AA - Londres - Hamza Gedikoğlu
"Mettre fin au drame en Syrie et la responsabilité commune de la mise en place d'une zone d'exclusion aérienne, sont devenus indispensables", a déclaré le ministre turc des Affaires étrangères Mevlut Cavusoglu, dans une tribune publiée, lundi, au journal britannique 'The Guardian'.
Indiquant que Kobani n'est pas la seule cible de l'EIIL, le chef de la diplomatie turque a rappelé "Les Kurdes de Kobani sont la cible de l'EIIL comme les Turkmènes de Coban Bey, les Arabes de Racca, de Deir ez-Zor et de Mossoul, les Yézidis de Sinjar et les chrétiens d'Alep."
Cavusoglu a également rappelé que la Turquie a ouvert ses frontières aux habitants de Kobani qui souhaitent se réfugier et que la Turquie agit en pleine coopération avec la coalition anti-EIIL. "Nous permettons aux peshmergas de passer à Kobani pour sauver la ville et le retour des familles à Kobani et nous allons continuer à le faire".

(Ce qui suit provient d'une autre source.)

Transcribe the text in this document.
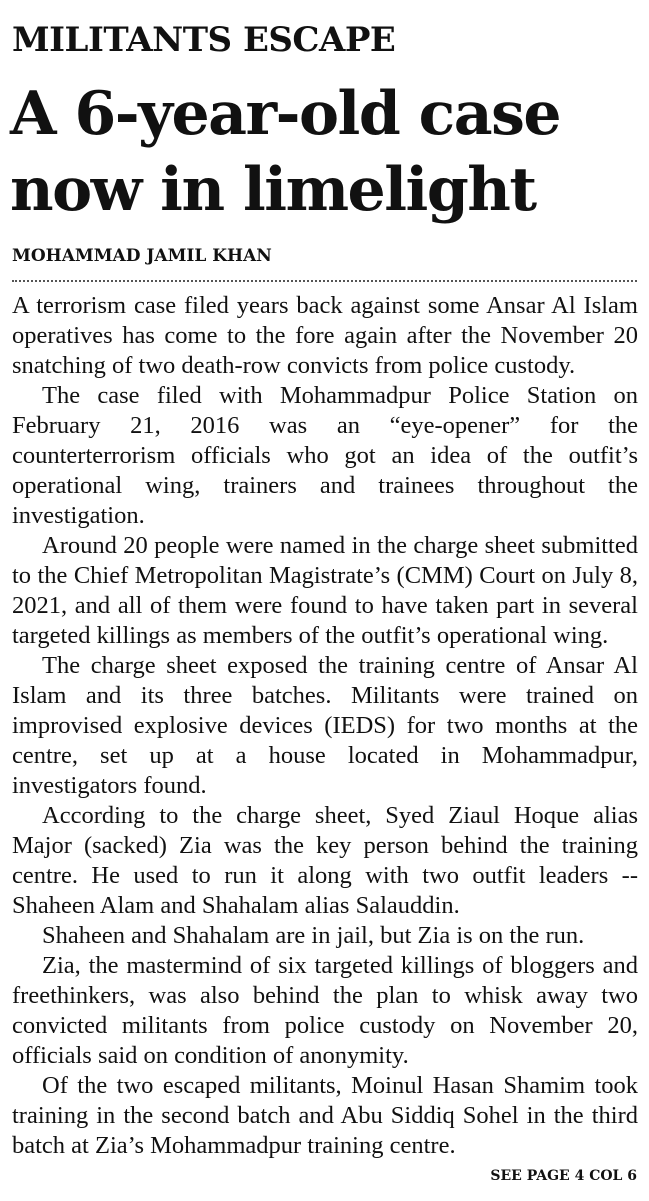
MILITANTS ESCAPE
A 6-year-old case
now in limelight
MOHAMMAD JAMIL KHAN

A terrorism case filed years back against some Ansar Al Islam operatives has come to the fore again after the November 20 snatching of two death-row convicts from police custody.

The case filed with Mohammadpur Police Station on February 21, 2016 was an “eye-opener” for the counterterrorism officials who got an idea of the outfit’s operational wing, trainers and trainees throughout the investigation.

Around 20 people were named in the charge sheet submitted to the Chief Metropolitan Magistrate’s (CMM) Court on July 8, 2021, and all of them were found to have taken part in several targeted killings as members of the outfit’s operational wing.

The charge sheet exposed the training centre of Ansar Al Islam and its three batches. Militants were trained on improvised explosive devices (IEDS) for two months at the centre, set up at a house located in Mohammadpur, investigators found.

According to the charge sheet, Syed Ziaul Hoque alias Major (sacked) Zia was the key person behind the training centre. He used to run it along with two outfit leaders -- Shaheen Alam and Shahalam alias Salauddin.

Shaheen and Shahalam are in jail, but Zia is on the run.

Zia, the mastermind of six targeted killings of bloggers and freethinkers, was also behind the plan to whisk away two convicted militants from police custody on November 20, officials said on condition of anonymity.

Of the two escaped militants, Moinul Hasan Shamim took training in the second batch and Abu Siddiq Sohel in the third batch at Zia’s Mohammadpur training centre.

SEE PAGE 4 COL 6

D'autre part, Cavusoglu a souligné que sans la mise en place d’une zone d'exclusion aérienne et la formation d'une zone sécurisée pour protéger le peuple syrien, toutes les opérations visant à enrayer les menaces actuelles seront insuffisantes.
"La Turquie sera toujours au premier rang en matière de lutte contre le terrorisme, y compris la menace constituée par l’EIIL", a-t-il ajouté.
Le ministre turc a déclaré que "Le monde ne devrait plus permettre au régime syrien de faire fi du droit international et de l'ordre mondial."